A introdução da serpente no diálogo é crucial. Até este momento, no interrogatório, Deus havia falado apenas com Adão e Eva. A menção da serpente por Eva agora traz à tona o terceiro participante nesta tragédia, preparando o terreno para o julgamento que virá. A serpente, que havia iniciado todo o processo de tentação, agora é explicitamente identificada como enganadora.

A palavra "enganou" é particularmente significativa. Eva não apenas diz que a serpente lhe ofereceu o fruto ou a influenciou, mas que foi enganada. Isto reconhece que houve elemento de falsidade e manipulação, não apenas persuasão.
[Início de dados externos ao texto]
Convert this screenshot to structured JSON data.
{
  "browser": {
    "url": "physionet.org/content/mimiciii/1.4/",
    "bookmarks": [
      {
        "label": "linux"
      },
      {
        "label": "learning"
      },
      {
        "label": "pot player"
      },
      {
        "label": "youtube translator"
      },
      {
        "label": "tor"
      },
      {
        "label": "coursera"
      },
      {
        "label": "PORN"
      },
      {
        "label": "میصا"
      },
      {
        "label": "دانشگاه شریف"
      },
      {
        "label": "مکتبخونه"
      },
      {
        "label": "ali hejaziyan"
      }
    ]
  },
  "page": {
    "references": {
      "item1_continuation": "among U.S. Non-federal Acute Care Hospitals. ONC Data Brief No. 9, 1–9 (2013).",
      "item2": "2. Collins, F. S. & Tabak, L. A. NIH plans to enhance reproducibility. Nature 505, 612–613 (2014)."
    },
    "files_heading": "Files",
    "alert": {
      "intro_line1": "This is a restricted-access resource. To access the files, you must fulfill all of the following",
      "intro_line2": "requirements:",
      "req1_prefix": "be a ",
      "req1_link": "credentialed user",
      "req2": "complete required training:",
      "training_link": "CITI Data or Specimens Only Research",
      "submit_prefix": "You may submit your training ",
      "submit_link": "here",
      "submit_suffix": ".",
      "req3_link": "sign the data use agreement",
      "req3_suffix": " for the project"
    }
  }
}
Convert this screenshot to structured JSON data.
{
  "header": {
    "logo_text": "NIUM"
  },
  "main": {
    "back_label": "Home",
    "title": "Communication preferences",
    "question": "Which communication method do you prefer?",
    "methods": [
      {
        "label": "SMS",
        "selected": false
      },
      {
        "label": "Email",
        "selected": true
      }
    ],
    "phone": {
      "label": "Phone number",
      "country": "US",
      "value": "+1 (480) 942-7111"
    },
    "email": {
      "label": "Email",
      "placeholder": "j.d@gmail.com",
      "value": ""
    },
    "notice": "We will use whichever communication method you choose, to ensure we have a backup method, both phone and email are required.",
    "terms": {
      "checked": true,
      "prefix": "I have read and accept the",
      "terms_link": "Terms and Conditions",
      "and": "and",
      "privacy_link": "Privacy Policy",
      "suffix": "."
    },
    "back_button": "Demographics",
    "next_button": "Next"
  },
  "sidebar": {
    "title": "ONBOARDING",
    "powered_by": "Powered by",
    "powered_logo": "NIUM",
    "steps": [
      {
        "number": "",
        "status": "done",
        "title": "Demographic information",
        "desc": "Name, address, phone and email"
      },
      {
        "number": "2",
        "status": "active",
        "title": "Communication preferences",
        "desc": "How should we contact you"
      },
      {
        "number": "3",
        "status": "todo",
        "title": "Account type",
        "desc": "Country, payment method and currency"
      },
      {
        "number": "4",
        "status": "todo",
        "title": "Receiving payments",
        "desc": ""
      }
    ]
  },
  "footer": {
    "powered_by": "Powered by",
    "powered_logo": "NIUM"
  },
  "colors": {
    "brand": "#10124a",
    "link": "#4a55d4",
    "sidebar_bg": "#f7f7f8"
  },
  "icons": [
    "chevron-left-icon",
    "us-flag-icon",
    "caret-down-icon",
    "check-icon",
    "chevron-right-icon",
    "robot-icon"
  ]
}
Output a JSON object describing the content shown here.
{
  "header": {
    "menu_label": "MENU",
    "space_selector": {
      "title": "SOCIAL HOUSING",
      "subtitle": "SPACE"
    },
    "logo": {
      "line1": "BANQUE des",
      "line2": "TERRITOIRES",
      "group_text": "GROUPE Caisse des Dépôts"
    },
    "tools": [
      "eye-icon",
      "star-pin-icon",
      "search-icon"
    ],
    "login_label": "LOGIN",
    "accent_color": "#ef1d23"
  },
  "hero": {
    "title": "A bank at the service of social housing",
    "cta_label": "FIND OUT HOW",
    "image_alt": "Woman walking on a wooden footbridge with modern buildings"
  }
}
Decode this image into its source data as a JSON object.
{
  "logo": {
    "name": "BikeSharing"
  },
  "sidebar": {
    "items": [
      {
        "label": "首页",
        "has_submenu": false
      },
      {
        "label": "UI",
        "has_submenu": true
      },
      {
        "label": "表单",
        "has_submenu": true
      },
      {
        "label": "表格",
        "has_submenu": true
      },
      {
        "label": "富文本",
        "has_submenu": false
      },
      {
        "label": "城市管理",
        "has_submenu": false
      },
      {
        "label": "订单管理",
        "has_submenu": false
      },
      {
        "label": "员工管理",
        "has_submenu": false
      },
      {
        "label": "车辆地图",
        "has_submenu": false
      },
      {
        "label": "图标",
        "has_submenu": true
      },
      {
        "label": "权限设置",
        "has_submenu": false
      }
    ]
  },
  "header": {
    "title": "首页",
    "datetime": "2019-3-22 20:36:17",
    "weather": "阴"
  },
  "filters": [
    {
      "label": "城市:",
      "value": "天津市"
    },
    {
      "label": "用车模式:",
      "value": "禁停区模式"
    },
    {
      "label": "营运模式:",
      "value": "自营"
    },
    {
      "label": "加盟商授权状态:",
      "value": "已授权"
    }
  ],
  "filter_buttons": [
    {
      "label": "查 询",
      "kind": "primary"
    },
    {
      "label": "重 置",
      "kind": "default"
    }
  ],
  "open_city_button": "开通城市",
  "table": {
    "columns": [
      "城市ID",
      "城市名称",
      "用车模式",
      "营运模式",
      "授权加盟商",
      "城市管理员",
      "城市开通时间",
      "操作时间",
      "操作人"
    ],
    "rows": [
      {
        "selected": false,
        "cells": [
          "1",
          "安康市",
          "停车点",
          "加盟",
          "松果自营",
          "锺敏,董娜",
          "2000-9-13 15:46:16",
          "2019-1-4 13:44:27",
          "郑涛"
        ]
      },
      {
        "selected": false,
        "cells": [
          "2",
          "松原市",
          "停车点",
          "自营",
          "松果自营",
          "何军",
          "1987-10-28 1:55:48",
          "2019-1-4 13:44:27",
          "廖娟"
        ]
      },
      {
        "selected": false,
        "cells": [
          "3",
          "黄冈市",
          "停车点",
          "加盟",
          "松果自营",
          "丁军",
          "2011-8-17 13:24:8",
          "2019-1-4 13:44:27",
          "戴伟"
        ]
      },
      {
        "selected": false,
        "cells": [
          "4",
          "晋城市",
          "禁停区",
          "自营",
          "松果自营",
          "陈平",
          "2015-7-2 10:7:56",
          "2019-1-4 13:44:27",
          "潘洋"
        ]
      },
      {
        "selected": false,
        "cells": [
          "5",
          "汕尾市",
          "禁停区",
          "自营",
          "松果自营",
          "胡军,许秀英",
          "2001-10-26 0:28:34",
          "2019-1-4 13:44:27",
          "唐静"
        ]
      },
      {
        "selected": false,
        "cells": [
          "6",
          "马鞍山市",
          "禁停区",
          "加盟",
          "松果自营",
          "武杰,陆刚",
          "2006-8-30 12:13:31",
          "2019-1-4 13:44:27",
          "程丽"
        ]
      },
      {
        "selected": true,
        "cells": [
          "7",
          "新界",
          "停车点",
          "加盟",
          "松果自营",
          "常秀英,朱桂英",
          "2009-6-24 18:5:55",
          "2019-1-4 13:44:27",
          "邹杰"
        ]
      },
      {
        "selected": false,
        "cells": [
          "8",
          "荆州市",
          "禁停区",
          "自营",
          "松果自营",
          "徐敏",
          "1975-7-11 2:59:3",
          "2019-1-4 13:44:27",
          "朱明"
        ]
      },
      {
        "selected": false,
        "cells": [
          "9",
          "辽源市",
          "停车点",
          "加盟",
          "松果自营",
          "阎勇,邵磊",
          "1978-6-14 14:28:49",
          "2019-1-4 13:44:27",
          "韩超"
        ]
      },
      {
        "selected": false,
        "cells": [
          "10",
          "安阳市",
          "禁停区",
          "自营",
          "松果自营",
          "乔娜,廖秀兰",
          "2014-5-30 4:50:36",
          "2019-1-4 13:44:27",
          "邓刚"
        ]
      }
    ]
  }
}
Eva percebe que foi vítima de mentiras, embora isto não a isente de responsabilidade por ter escolhido acreditar nessas mentiras em vez de confiar na palavra de Deus.

Este versículo também estabelece tema bíblico importante: a realidade do engano espiritual e da guerra espiritual. Não estamos lutando apenas contra nossas próprias inclinações pecaminosas, mas contra forças espirituais que ativamente buscam nos enganar e nos afastar de Deus. Reconhecer isto é crucial para vigilância espiritual.


2. Contexto Histórico e Cultural

O interrogatório divino no Jardim do Éden segue padrão reconhecível nas culturas legais do Antigo Oriente Médio. Autoridades questionavam indivíduos sequencialmente, permitindo que cada um apresentasse sua versão dos eventos. No entanto, diferentemente de sistemas judiciais humanos onde juízes podem ser enganados, Deus já conhece toda a verdade e questiona para proporcionar oportunidade de confissão.

A referência à serpente traz dimensões culturais interessantes. No mundo antigo, serpentes eram frequentemente associadas com sabedoria, mas também com perigo e traição. Em algumas culturas do Oriente Médio, serpentes eram símbolos de divindades ou forças espirituais. O uso de uma serpente como agente de tentação seria imediatamente reconhecido como algo sinistro e sobrenatural.

O conceito de engano tinha peso significativo nas culturas antigas. Códigos legais como o de Hamurabi incluíam penalidades severas para fraude e engano. Ser enganado não era visto como desculpa completa para ações erradas, mas era reconhecido como fator atenuante. Eva, ao mencionar o engano, está parcialmente reconhecendo sua vulnerabilidade, mas não negando sua ação.

A posição da mulher nas culturas do Antigo Oriente Médio variava, mas geralmente havia estruturas patriarcais onde homens eram vistos como líderes e responsáveis principais. Neste contexto, o fato de Deus questionar Eva diretamente é significativo - Ele trata Eva como agente moral responsável, não apenas como extensão de Adão. Cada pessoa deve prestar contas individualmente perante Deus.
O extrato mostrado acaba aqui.